After her film career, Pilar-Morin returned to giving live performances, and had an acting studio in New York. She invented a method, the "Key Note Waved Winged Clavier", for training singers and speakers in breath control. She wrote and presented a short drama about the French Revolution, La Cordette (1913). She also wrote and lectured on drama, breath control, and physical expression, for example in 1919 to the Society of Physical Education in New York. She trained American opera singer Josephine Lucchese in her physical methods.

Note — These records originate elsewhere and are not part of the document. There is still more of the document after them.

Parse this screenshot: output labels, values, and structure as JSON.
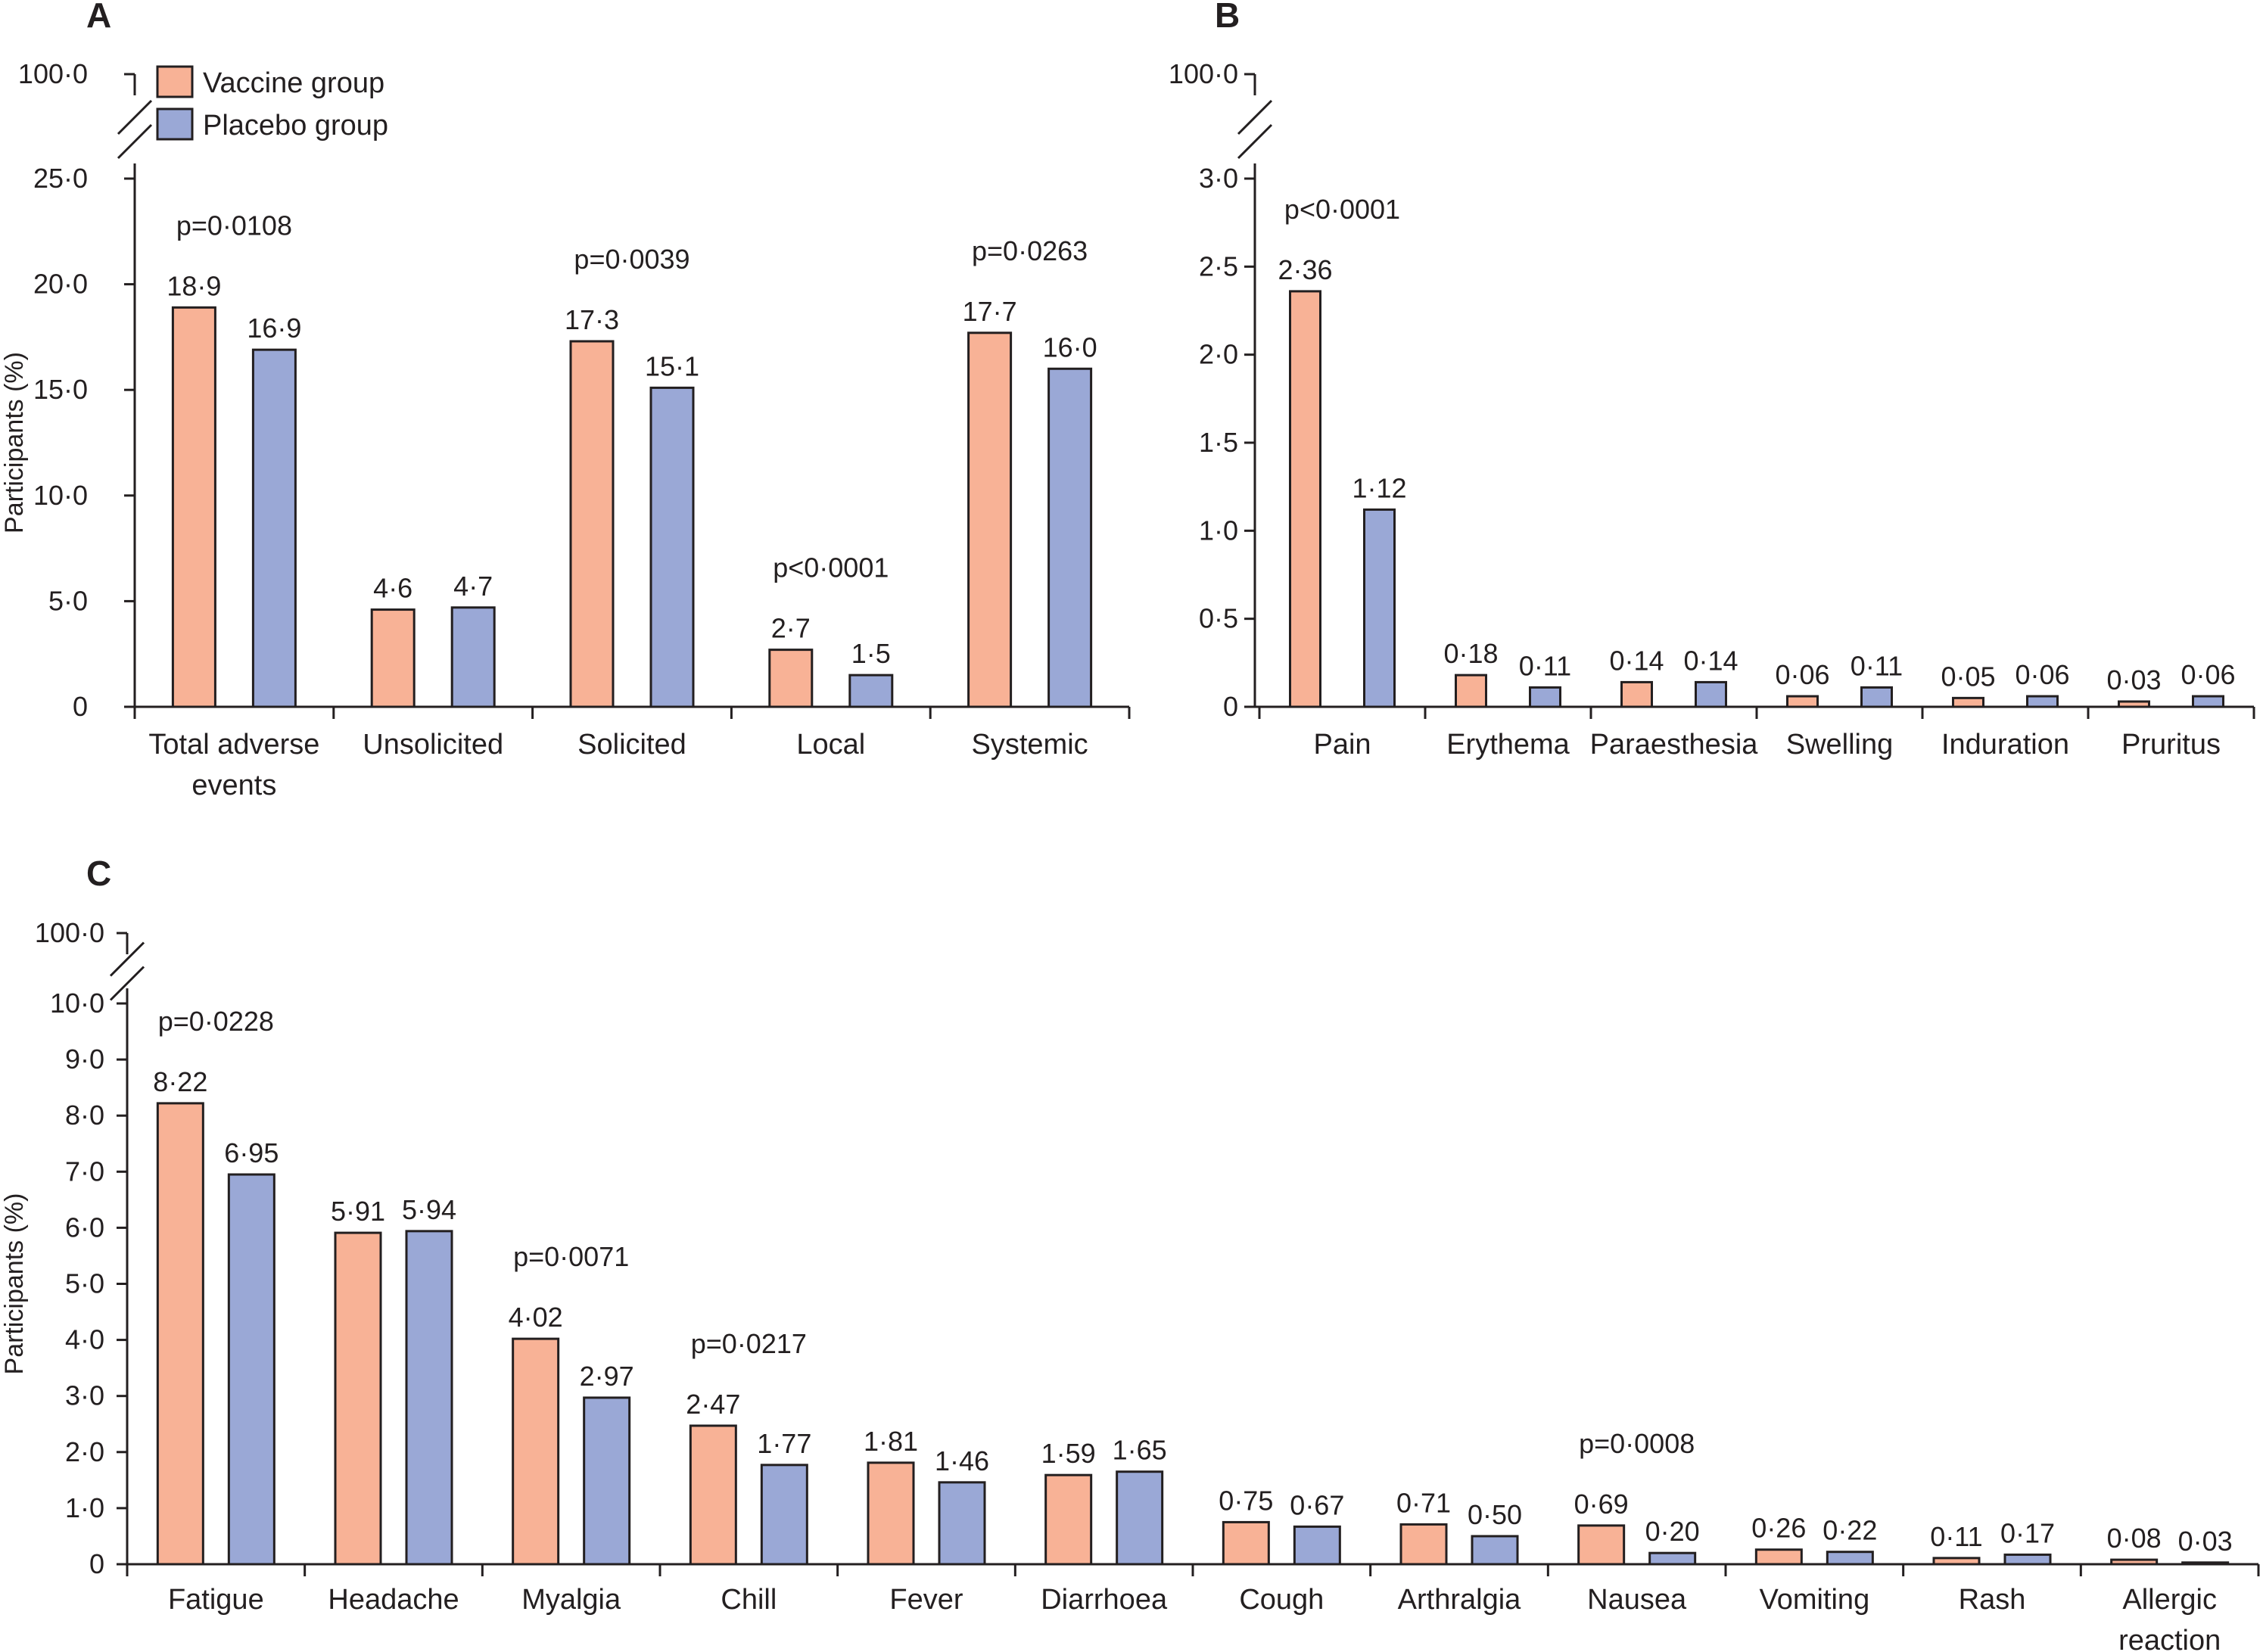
{
  "legend": {
    "vaccine_label": "Vaccine group",
    "placebo_label": "Placebo group"
  },
  "colors": {
    "vaccine": "#f8b296",
    "placebo": "#9aa8d6",
    "stroke": "#231f20"
  },
  "chart_data": [
    {
      "panel": "A",
      "type": "bar",
      "ylabel": "Participants (%)",
      "ylim": [
        0,
        25
      ],
      "y_break": true,
      "y_ticks": [
        "0",
        "5·0",
        "10·0",
        "15·0",
        "20·0",
        "25·0"
      ],
      "y_break_tick": "100·0",
      "categories": [
        "Total adverse events",
        "Unsolicited",
        "Solicited",
        "Local",
        "Systemic"
      ],
      "category_lines": [
        [
          "Total adverse",
          "events"
        ],
        [
          "Unsolicited"
        ],
        [
          "Solicited"
        ],
        [
          "Local"
        ],
        [
          "Systemic"
        ]
      ],
      "series": [
        {
          "name": "Vaccine group",
          "values": [
            18.9,
            4.6,
            17.3,
            2.7,
            17.7
          ],
          "labels": [
            "18·9",
            "4·6",
            "17·3",
            "2·7",
            "17·7"
          ]
        },
        {
          "name": "Placebo group",
          "values": [
            16.9,
            4.7,
            15.1,
            1.5,
            16.0
          ],
          "labels": [
            "16·9",
            "4·7",
            "15·1",
            "1·5",
            "16·0"
          ]
        }
      ],
      "annotations": [
        {
          "category": 0,
          "text": "p=0·0108"
        },
        {
          "category": 2,
          "text": "p=0·0039"
        },
        {
          "category": 3,
          "text": "p<0·0001"
        },
        {
          "category": 4,
          "text": "p=0·0263"
        }
      ],
      "grid": false
    },
    {
      "panel": "B",
      "type": "bar",
      "ylabel": "",
      "ylim": [
        0,
        3
      ],
      "y_break": true,
      "y_ticks": [
        "0",
        "0·5",
        "1·0",
        "1·5",
        "2·0",
        "2·5",
        "3·0"
      ],
      "y_break_tick": "100·0",
      "categories": [
        "Pain",
        "Erythema",
        "Paraesthesia",
        "Swelling",
        "Induration",
        "Pruritus"
      ],
      "category_lines": [
        [
          "Pain"
        ],
        [
          "Erythema"
        ],
        [
          "Paraesthesia"
        ],
        [
          "Swelling"
        ],
        [
          "Induration"
        ],
        [
          "Pruritus"
        ]
      ],
      "series": [
        {
          "name": "Vaccine group",
          "values": [
            2.36,
            0.18,
            0.14,
            0.06,
            0.05,
            0.03
          ],
          "labels": [
            "2·36",
            "0·18",
            "0·14",
            "0·06",
            "0·05",
            "0·03"
          ]
        },
        {
          "name": "Placebo group",
          "values": [
            1.12,
            0.11,
            0.14,
            0.11,
            0.06,
            0.06
          ],
          "labels": [
            "1·12",
            "0·11",
            "0·14",
            "0·11",
            "0·06",
            "0·06"
          ]
        }
      ],
      "annotations": [
        {
          "category": 0,
          "text": "p<0·0001"
        }
      ],
      "grid": false
    },
    {
      "panel": "C",
      "type": "bar",
      "ylabel": "Participants (%)",
      "ylim": [
        0,
        10
      ],
      "y_break": true,
      "y_ticks": [
        "0",
        "1·0",
        "2·0",
        "3·0",
        "4·0",
        "5·0",
        "6·0",
        "7·0",
        "8·0",
        "9·0",
        "10·0"
      ],
      "y_break_tick": "100·0",
      "categories": [
        "Fatigue",
        "Headache",
        "Myalgia",
        "Chill",
        "Fever",
        "Diarrhoea",
        "Cough",
        "Arthralgia",
        "Nausea",
        "Vomiting",
        "Rash",
        "Allergic reaction"
      ],
      "category_lines": [
        [
          "Fatigue"
        ],
        [
          "Headache"
        ],
        [
          "Myalgia"
        ],
        [
          "Chill"
        ],
        [
          "Fever"
        ],
        [
          "Diarrhoea"
        ],
        [
          "Cough"
        ],
        [
          "Arthralgia"
        ],
        [
          "Nausea"
        ],
        [
          "Vomiting"
        ],
        [
          "Rash"
        ],
        [
          "Allergic",
          "reaction"
        ]
      ],
      "series": [
        {
          "name": "Vaccine group",
          "values": [
            8.22,
            5.91,
            4.02,
            2.47,
            1.81,
            1.59,
            0.75,
            0.71,
            0.69,
            0.26,
            0.11,
            0.08
          ],
          "labels": [
            "8·22",
            "5·91",
            "4·02",
            "2·47",
            "1·81",
            "1·59",
            "0·75",
            "0·71",
            "0·69",
            "0·26",
            "0·11",
            "0·08"
          ]
        },
        {
          "name": "Placebo group",
          "values": [
            6.95,
            5.94,
            2.97,
            1.77,
            1.46,
            1.65,
            0.67,
            0.5,
            0.2,
            0.22,
            0.17,
            0.03
          ],
          "labels": [
            "6·95",
            "5·94",
            "2·97",
            "1·77",
            "1·46",
            "1·65",
            "0·67",
            "0·50",
            "0·20",
            "0·22",
            "0·17",
            "0·03"
          ]
        }
      ],
      "annotations": [
        {
          "category": 0,
          "text": "p=0·0228"
        },
        {
          "category": 2,
          "text": "p=0·0071"
        },
        {
          "category": 3,
          "text": "p=0·0217"
        },
        {
          "category": 8,
          "text": "p=0·0008"
        }
      ],
      "grid": false
    }
  ]
}
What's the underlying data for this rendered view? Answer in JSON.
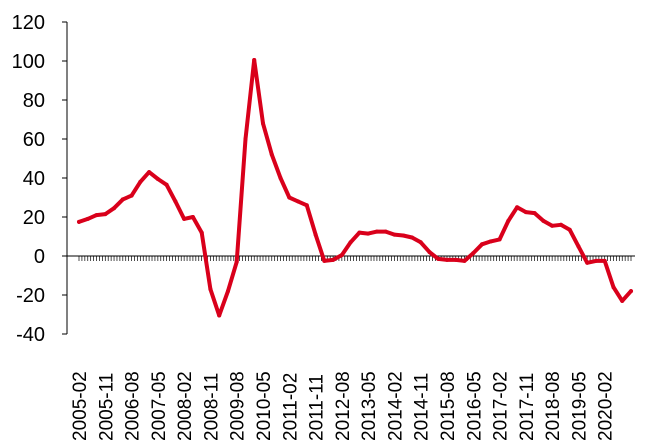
{
  "chart_data": {
    "type": "line",
    "title": "",
    "xlabel": "",
    "ylabel": "",
    "ylim": [
      -40,
      120
    ],
    "yticks": [
      -40,
      -20,
      0,
      20,
      40,
      60,
      80,
      100,
      120
    ],
    "xlim": [
      "2005-02",
      "2020-11"
    ],
    "xtick_labels": [
      "2005-02",
      "2005-11",
      "2006-08",
      "2007-05",
      "2008-02",
      "2008-11",
      "2009-08",
      "2010-05",
      "2011-02",
      "2011-11",
      "2012-08",
      "2013-05",
      "2014-02",
      "2014-11",
      "2015-08",
      "2016-05",
      "2017-02",
      "2017-11",
      "2018-08",
      "2019-05",
      "2020-02"
    ],
    "grid": false,
    "legend": "none",
    "line_color": "#d9001b",
    "series": [
      {
        "x": [
          "2005-02",
          "2005-05",
          "2005-08",
          "2005-11",
          "2006-02",
          "2006-05",
          "2006-08",
          "2006-11",
          "2007-02",
          "2007-05",
          "2007-08",
          "2007-11",
          "2008-02",
          "2008-05",
          "2008-08",
          "2008-11",
          "2009-02",
          "2009-05",
          "2009-08",
          "2009-11",
          "2010-02",
          "2010-05",
          "2010-08",
          "2010-11",
          "2011-02",
          "2011-05",
          "2011-08",
          "2011-11",
          "2012-02",
          "2012-05",
          "2012-08",
          "2012-11",
          "2013-02",
          "2013-05",
          "2013-08",
          "2013-11",
          "2014-02",
          "2014-05",
          "2014-08",
          "2014-11",
          "2015-02",
          "2015-05",
          "2015-08",
          "2015-11",
          "2016-02",
          "2016-05",
          "2016-08",
          "2016-11",
          "2017-02",
          "2017-05",
          "2017-08",
          "2017-11",
          "2018-02",
          "2018-05",
          "2018-08",
          "2018-11",
          "2019-02",
          "2019-05",
          "2019-08",
          "2019-11",
          "2020-02",
          "2020-05",
          "2020-08",
          "2020-11"
        ],
        "values": [
          17.5,
          19,
          21,
          21.5,
          24.5,
          29,
          31,
          38,
          43,
          39.5,
          36.5,
          28,
          19,
          20,
          12,
          -17,
          -30.5,
          -18,
          -3,
          60,
          100.5,
          68,
          52,
          40,
          30,
          28,
          26,
          11,
          -2.5,
          -2,
          0.5,
          7,
          12,
          11.5,
          12.5,
          12.5,
          11,
          10.5,
          9.5,
          7,
          2,
          -1.5,
          -2,
          -2,
          -2.5,
          1.5,
          6,
          7.5,
          8.5,
          18,
          25,
          22.5,
          22,
          18,
          15.5,
          16,
          13.5,
          5,
          -3.5,
          -2.5,
          -2.5,
          -16,
          -23,
          -18
        ]
      }
    ]
  }
}
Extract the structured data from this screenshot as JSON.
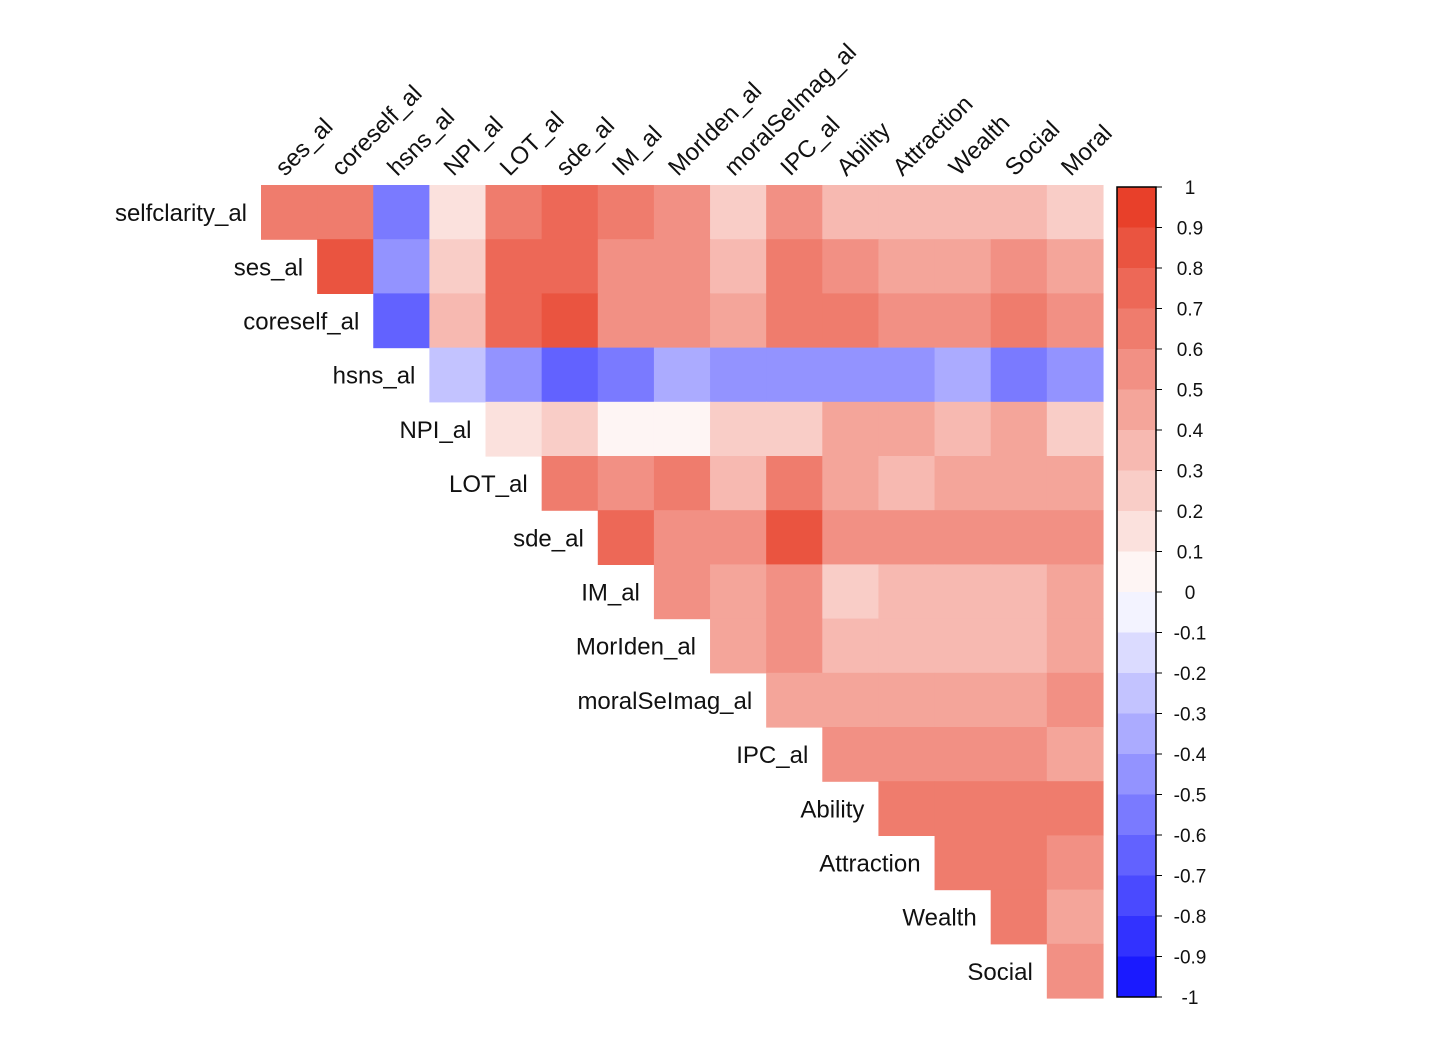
{
  "chart_data": {
    "type": "heatmap",
    "title": "",
    "row_labels": [
      "selfclarity_al",
      "ses_al",
      "coreself_al",
      "hsns_al",
      "NPI_al",
      "LOT_al",
      "sde_al",
      "IM_al",
      "MorIden_al",
      "moralSeImag_al",
      "IPC_al",
      "Ability",
      "Attraction",
      "Wealth",
      "Social"
    ],
    "column_labels": [
      "ses_al",
      "coreself_al",
      "hsns_al",
      "NPI_al",
      "LOT_al",
      "sde_al",
      "IM_al",
      "MorIden_al",
      "moralSeImag_al",
      "IPC_al",
      "Ability",
      "Attraction",
      "Wealth",
      "Social",
      "Moral"
    ],
    "layout": "upper-triangle",
    "values": [
      [
        0.65,
        0.65,
        -0.55,
        0.15,
        0.7,
        0.75,
        0.7,
        0.6,
        0.25,
        0.5,
        0.35,
        0.35,
        0.35,
        0.35,
        0.25
      ],
      [
        null,
        0.8,
        -0.45,
        0.25,
        0.75,
        0.75,
        0.55,
        0.55,
        0.35,
        0.7,
        0.6,
        0.45,
        0.45,
        0.6,
        0.45
      ],
      [
        null,
        null,
        -0.65,
        0.35,
        0.75,
        0.85,
        0.55,
        0.55,
        0.45,
        0.7,
        0.65,
        0.6,
        0.6,
        0.7,
        0.6
      ],
      [
        null,
        null,
        null,
        -0.25,
        -0.45,
        -0.65,
        -0.55,
        -0.35,
        -0.45,
        -0.45,
        -0.45,
        -0.45,
        -0.35,
        -0.55,
        -0.45
      ],
      [
        null,
        null,
        null,
        null,
        0.15,
        0.25,
        0.05,
        0.05,
        0.25,
        0.25,
        0.45,
        0.45,
        0.35,
        0.45,
        0.25
      ],
      [
        null,
        null,
        null,
        null,
        null,
        0.65,
        0.55,
        0.65,
        0.35,
        0.7,
        0.45,
        0.35,
        0.45,
        0.45,
        0.45
      ],
      [
        null,
        null,
        null,
        null,
        null,
        null,
        0.75,
        0.55,
        0.55,
        0.8,
        0.55,
        0.55,
        0.55,
        0.55,
        0.55
      ],
      [
        null,
        null,
        null,
        null,
        null,
        null,
        null,
        0.55,
        0.45,
        0.6,
        0.25,
        0.35,
        0.35,
        0.35,
        0.45
      ],
      [
        null,
        null,
        null,
        null,
        null,
        null,
        null,
        null,
        0.45,
        0.6,
        0.35,
        0.35,
        0.35,
        0.35,
        0.45
      ],
      [
        null,
        null,
        null,
        null,
        null,
        null,
        null,
        null,
        null,
        0.45,
        0.45,
        0.45,
        0.45,
        0.45,
        0.6
      ],
      [
        null,
        null,
        null,
        null,
        null,
        null,
        null,
        null,
        null,
        null,
        0.55,
        0.55,
        0.55,
        0.55,
        0.45
      ],
      [
        null,
        null,
        null,
        null,
        null,
        null,
        null,
        null,
        null,
        null,
        null,
        0.65,
        0.65,
        0.65,
        0.7
      ],
      [
        null,
        null,
        null,
        null,
        null,
        null,
        null,
        null,
        null,
        null,
        null,
        null,
        0.65,
        0.65,
        0.6
      ],
      [
        null,
        null,
        null,
        null,
        null,
        null,
        null,
        null,
        null,
        null,
        null,
        null,
        null,
        0.65,
        0.45
      ],
      [
        null,
        null,
        null,
        null,
        null,
        null,
        null,
        null,
        null,
        null,
        null,
        null,
        null,
        null,
        0.55
      ]
    ],
    "color_scale": {
      "range": [
        -1,
        1
      ],
      "bin_width": 0.1,
      "low_color": "#1a1aff",
      "mid_color": "#ffffff",
      "high_color": "#e8402a",
      "tick_labels": [
        "1",
        "0.9",
        "0.8",
        "0.7",
        "0.6",
        "0.5",
        "0.4",
        "0.3",
        "0.2",
        "0.1",
        "0",
        "-0.1",
        "-0.2",
        "-0.3",
        "-0.4",
        "-0.5",
        "-0.6",
        "-0.7",
        "-0.8",
        "-0.9",
        "-1"
      ],
      "tick_values": [
        1,
        0.9,
        0.8,
        0.7,
        0.6,
        0.5,
        0.4,
        0.3,
        0.2,
        0.1,
        0,
        -0.1,
        -0.2,
        -0.3,
        -0.4,
        -0.5,
        -0.6,
        -0.7,
        -0.8,
        -0.9,
        -1
      ],
      "position": "right"
    },
    "grid": false
  }
}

== Charges of impropriety ==
In 1896, Elizabeth Bartlett Grannis of the National Christian League for the Promotion of Purity charged a theatre manager, J. B. Doris, with "presenting an improper pantomime", specifically Pilar-Morin's Orange Blossoms. Grannis explained that Pilar-Morin's "grimaces" and gestures in a disrobing scene were "suggestive" and "demoralizing." Pilar-Morin appeared before a New York magistrate to defend her show. The case went before the New York State Supreme Court in 1897. Her 1899 show, My Cousin (Ma Cousine) was also condemned as lewd and obscene. "You Americans prate about purity in dramatics," she told an interviewer, "and there ends your opinions on the subject. You do not support pure plays, and naturally drive managers to seek what you really want."

== Personal life ==
Pilar-Morin seldom gave details of her personal life in interviews or lectures. She was married to French pianist and composer Aimé Lachaume (1871–1944) in 1891; he performed with her in Boston in 1893. She testified that she was married and had a son in an 1896 hearing about 'Orange Blossoms'. She and Lachaume divorced in 1908. She was described as being married to "Prince de Matta of Egypt" in 1925, when her terrier, Lalith, wakened the couple and their neighbors to alert them to a fire in their New York apartment building. She was still married to A. Shibley de Matta in 1935.

She died at the age of 80, in 1945, from injuries sustained in a fall from her fourth-floor apartment in W 149 St., Manhattan. Her name was recorded as Pilar Anees Shibley De Matta.